Authors: M. Calhoun, L. Allie, A. Allie, H. Aglan and P. Dennig
Affilation: Tuskegee University, United States
Pages: 160 - 163
Keywords: fracture toughness, hybrid composite and multi-walled carbon nanotubes (MWCNT)
Nanostructured polymeric systems can mitigate some of the severe limitations of conventional polymeric composites. In the present research, nanocomposites of epoxy resins have been synthesized and evaluated. Organically modified layered silicate (OLS) particles and multiwalled carbon nanotubes (MWNT) were used as Nanoreinforcements. Microstructure versus thermal and mechanical performance relationships of these nanocomposites were studied.
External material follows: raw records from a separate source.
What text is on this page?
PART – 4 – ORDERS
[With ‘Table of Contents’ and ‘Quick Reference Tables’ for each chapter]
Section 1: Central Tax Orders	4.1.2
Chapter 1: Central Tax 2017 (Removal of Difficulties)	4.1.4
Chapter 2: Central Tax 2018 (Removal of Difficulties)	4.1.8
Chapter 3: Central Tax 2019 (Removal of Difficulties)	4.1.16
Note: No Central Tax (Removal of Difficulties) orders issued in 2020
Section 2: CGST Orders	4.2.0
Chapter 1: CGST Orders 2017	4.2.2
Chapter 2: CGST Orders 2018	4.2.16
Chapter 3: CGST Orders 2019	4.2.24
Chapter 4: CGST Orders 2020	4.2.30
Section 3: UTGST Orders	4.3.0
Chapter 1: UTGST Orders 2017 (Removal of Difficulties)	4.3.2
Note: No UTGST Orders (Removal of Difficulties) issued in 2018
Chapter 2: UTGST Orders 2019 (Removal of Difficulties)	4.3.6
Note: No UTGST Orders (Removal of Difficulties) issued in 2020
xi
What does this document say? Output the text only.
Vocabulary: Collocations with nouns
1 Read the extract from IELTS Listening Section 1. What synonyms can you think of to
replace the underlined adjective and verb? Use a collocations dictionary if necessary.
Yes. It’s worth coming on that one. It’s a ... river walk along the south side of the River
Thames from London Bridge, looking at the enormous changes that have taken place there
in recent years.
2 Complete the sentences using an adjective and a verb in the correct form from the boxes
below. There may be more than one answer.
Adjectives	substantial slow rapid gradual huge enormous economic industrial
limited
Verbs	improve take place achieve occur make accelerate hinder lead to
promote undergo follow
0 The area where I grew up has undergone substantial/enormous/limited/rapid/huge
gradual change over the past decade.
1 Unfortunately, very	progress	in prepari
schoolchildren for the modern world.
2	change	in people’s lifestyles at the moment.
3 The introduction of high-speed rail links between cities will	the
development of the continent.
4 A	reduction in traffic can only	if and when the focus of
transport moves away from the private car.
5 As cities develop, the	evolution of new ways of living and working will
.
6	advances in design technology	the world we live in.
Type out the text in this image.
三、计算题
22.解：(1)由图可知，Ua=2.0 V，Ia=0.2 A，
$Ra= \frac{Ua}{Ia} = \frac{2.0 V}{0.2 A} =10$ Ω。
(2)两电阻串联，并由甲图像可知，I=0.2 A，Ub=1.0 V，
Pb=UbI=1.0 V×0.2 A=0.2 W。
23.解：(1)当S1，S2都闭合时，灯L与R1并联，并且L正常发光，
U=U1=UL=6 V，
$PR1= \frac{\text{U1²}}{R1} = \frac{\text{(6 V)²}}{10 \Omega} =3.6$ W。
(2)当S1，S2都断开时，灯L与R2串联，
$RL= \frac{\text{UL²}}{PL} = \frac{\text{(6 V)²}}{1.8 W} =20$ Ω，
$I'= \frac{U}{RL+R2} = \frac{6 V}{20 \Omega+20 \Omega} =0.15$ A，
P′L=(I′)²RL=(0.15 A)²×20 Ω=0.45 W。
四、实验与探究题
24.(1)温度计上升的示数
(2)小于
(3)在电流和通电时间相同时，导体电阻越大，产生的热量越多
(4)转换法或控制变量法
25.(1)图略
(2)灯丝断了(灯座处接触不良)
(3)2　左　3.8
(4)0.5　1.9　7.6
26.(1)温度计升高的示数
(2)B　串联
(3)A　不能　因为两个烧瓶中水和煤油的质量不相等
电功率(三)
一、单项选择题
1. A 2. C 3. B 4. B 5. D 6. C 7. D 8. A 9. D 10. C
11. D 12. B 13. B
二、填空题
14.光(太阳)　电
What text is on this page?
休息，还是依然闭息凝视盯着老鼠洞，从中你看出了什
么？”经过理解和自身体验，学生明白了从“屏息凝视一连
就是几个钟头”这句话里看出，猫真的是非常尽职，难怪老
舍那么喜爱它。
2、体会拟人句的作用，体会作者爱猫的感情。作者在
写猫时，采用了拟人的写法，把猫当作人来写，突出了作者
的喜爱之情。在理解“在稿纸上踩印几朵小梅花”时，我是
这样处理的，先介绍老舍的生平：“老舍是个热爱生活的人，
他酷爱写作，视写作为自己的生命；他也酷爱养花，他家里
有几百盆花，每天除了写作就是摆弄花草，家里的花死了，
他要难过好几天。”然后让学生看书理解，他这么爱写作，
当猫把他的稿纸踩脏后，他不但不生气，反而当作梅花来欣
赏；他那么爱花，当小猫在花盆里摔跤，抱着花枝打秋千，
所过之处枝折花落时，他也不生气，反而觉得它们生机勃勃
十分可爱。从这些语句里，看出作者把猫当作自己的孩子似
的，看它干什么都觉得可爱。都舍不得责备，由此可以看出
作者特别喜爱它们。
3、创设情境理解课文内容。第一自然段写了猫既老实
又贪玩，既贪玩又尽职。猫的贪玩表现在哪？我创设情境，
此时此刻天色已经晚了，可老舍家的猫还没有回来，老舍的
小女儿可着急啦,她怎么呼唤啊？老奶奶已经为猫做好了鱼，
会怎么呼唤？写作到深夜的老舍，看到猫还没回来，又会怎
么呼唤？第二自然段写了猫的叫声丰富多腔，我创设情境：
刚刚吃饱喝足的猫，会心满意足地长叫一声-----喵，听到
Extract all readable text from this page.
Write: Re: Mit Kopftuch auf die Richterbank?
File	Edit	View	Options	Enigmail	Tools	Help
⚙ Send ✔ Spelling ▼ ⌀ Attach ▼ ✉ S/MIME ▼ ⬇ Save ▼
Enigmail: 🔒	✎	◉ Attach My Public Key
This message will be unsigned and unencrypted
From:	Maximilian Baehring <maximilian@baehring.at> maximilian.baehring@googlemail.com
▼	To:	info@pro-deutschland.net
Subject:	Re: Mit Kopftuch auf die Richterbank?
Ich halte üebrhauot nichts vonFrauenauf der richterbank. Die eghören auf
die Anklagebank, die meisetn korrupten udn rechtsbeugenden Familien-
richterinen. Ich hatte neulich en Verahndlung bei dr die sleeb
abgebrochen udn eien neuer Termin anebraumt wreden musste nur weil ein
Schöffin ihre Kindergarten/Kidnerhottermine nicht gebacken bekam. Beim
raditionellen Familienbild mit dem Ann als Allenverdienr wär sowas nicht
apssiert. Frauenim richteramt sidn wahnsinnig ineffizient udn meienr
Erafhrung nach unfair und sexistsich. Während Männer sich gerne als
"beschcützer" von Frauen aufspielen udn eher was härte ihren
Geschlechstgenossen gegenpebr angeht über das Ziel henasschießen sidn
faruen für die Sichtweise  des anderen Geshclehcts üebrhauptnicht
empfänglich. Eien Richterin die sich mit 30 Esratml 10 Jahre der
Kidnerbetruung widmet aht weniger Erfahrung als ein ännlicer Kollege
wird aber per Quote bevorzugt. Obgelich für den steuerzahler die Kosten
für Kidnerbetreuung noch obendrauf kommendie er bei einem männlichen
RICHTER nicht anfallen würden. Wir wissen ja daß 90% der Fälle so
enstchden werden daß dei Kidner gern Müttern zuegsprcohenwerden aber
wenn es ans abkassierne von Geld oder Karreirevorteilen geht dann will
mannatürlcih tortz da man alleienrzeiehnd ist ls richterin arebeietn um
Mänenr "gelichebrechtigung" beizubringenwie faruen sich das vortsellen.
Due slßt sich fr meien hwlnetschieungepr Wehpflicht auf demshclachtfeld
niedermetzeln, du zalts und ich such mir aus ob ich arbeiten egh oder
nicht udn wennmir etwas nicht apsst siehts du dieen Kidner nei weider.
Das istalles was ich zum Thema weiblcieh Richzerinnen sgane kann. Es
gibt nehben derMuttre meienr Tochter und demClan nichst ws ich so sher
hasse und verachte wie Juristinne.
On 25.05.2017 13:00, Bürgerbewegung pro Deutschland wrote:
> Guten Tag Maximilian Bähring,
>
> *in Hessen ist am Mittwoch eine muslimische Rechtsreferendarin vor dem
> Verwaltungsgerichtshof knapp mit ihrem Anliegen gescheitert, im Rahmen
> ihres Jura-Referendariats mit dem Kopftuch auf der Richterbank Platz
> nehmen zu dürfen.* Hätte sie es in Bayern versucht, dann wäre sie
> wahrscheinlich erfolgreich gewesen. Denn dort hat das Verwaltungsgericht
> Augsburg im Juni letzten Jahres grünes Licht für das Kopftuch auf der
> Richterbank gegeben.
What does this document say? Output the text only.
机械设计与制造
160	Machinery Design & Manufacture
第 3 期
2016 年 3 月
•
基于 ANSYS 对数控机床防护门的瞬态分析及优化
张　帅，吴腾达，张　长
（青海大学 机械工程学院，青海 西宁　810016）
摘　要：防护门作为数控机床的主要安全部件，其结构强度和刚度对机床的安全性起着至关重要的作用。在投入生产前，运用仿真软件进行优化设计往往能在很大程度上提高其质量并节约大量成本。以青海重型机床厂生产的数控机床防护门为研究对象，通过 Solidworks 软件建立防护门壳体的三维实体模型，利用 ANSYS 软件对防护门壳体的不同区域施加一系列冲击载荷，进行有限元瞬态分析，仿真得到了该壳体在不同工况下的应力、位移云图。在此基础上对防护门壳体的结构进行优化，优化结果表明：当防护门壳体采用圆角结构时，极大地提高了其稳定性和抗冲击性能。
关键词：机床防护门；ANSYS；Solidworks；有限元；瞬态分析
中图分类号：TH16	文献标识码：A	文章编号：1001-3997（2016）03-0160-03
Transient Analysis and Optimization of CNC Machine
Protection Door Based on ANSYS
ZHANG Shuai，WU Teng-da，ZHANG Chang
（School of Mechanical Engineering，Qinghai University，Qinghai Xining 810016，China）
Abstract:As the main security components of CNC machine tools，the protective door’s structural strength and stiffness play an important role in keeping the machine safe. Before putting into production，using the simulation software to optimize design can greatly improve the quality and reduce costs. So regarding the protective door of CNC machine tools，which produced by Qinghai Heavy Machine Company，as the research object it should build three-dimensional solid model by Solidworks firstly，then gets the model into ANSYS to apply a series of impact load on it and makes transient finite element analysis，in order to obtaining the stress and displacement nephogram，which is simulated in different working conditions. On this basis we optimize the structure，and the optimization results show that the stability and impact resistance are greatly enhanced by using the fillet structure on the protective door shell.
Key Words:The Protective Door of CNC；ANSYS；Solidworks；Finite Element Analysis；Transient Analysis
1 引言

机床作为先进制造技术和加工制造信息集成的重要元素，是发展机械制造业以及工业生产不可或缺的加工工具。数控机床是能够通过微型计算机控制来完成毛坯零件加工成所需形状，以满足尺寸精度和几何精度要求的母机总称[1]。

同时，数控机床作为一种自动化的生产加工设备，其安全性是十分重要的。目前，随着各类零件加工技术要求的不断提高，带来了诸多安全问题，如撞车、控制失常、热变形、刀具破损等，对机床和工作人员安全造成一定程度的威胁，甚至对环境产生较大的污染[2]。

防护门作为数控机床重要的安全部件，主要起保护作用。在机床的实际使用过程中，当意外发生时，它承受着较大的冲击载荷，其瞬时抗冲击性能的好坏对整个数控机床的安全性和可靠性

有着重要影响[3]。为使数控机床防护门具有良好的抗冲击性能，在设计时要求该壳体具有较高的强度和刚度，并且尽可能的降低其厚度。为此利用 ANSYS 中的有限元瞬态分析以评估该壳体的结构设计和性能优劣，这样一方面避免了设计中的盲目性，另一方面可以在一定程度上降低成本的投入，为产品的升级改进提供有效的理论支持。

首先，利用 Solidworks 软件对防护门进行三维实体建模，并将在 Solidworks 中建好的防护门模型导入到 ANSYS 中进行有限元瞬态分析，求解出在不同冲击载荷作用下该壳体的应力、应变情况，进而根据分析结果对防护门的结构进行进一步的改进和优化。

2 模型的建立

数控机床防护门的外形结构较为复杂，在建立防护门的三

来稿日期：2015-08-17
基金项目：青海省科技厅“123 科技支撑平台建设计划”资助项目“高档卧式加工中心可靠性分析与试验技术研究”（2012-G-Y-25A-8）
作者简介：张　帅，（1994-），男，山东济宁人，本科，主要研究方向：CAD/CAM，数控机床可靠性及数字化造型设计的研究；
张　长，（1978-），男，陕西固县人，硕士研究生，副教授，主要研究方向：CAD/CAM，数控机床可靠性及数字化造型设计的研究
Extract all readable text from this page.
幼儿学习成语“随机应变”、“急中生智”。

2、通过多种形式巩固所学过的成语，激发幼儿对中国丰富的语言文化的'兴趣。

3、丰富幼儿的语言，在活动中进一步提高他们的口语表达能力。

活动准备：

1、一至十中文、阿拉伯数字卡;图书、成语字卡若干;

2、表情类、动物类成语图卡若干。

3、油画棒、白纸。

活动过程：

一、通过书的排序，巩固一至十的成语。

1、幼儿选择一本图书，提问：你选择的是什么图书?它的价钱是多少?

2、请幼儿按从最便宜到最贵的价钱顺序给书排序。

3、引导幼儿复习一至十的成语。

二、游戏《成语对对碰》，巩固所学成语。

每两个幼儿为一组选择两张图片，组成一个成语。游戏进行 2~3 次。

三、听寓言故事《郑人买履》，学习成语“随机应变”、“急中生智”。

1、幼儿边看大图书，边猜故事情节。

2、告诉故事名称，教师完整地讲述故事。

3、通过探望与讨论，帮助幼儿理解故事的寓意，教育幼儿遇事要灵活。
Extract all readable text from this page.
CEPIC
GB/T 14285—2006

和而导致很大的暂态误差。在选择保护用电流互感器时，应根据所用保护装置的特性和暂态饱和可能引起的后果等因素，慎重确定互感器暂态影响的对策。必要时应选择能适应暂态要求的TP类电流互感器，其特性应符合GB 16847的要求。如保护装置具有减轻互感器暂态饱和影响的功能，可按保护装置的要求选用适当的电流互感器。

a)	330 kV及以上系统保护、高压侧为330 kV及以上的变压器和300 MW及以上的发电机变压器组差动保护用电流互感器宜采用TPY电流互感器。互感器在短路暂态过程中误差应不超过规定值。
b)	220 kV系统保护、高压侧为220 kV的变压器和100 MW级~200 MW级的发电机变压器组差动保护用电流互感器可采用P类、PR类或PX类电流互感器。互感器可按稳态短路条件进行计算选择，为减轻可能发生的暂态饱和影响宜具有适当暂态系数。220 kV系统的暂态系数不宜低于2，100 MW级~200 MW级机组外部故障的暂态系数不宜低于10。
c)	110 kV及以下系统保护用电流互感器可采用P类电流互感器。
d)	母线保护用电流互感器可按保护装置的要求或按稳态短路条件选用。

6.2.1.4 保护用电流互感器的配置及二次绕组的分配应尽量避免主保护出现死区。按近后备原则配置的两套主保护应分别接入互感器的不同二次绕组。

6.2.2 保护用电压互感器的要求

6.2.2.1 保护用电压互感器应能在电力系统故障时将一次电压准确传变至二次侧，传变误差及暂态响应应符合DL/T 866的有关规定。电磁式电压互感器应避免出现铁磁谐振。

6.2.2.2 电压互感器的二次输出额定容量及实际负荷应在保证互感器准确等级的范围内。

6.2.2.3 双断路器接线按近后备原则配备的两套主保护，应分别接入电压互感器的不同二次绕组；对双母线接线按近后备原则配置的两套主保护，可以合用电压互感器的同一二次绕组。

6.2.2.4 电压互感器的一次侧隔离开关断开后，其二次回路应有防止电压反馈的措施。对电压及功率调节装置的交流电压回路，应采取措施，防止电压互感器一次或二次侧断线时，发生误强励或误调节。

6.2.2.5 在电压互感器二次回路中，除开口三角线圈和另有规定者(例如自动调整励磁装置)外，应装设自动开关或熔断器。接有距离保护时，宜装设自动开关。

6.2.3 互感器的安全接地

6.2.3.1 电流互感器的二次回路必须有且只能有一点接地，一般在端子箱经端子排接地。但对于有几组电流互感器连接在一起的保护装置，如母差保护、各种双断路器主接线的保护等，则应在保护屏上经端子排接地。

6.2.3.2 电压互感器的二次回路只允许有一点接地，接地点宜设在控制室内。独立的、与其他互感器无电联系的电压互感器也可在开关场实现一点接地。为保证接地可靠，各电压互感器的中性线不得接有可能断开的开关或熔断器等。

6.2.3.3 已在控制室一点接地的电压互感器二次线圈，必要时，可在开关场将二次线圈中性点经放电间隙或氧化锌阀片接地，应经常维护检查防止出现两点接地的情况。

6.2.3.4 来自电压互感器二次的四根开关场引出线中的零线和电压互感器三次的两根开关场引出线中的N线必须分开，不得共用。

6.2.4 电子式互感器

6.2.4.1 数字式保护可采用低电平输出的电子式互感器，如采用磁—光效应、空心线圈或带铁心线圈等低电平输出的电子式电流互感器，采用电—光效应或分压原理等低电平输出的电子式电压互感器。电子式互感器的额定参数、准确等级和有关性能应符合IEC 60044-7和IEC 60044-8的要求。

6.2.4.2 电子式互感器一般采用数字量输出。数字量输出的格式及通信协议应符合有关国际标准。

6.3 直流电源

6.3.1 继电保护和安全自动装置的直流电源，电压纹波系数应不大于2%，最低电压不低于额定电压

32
The microstructure variables included: surface modification of the nanoparticles, the type of resin, the type of reinforcement and the percent loading of the reinforcement. Processing conditions versus thermal and mechanical performance relationships were also studied. The processing condition variables included: methods of dispersion of the nanoparticles in the matrices, and curing time and temperature. Thermal, viscoelastic, tensile, and fracture toughness tests were conducted on the developed nanocomposites to evaluate performance. Fracture surface analysis revealed the various mechanisms by which the OLS and MWNT-reinforced polymer nanocomposites acquired their strength and toughness in comparison with the neat resins. Industries such as adhesives, coatings, textiles, repairs, ultra-light durables and structural components can considerably benefit from the high-performance characteristics of such Nanoreinforcements.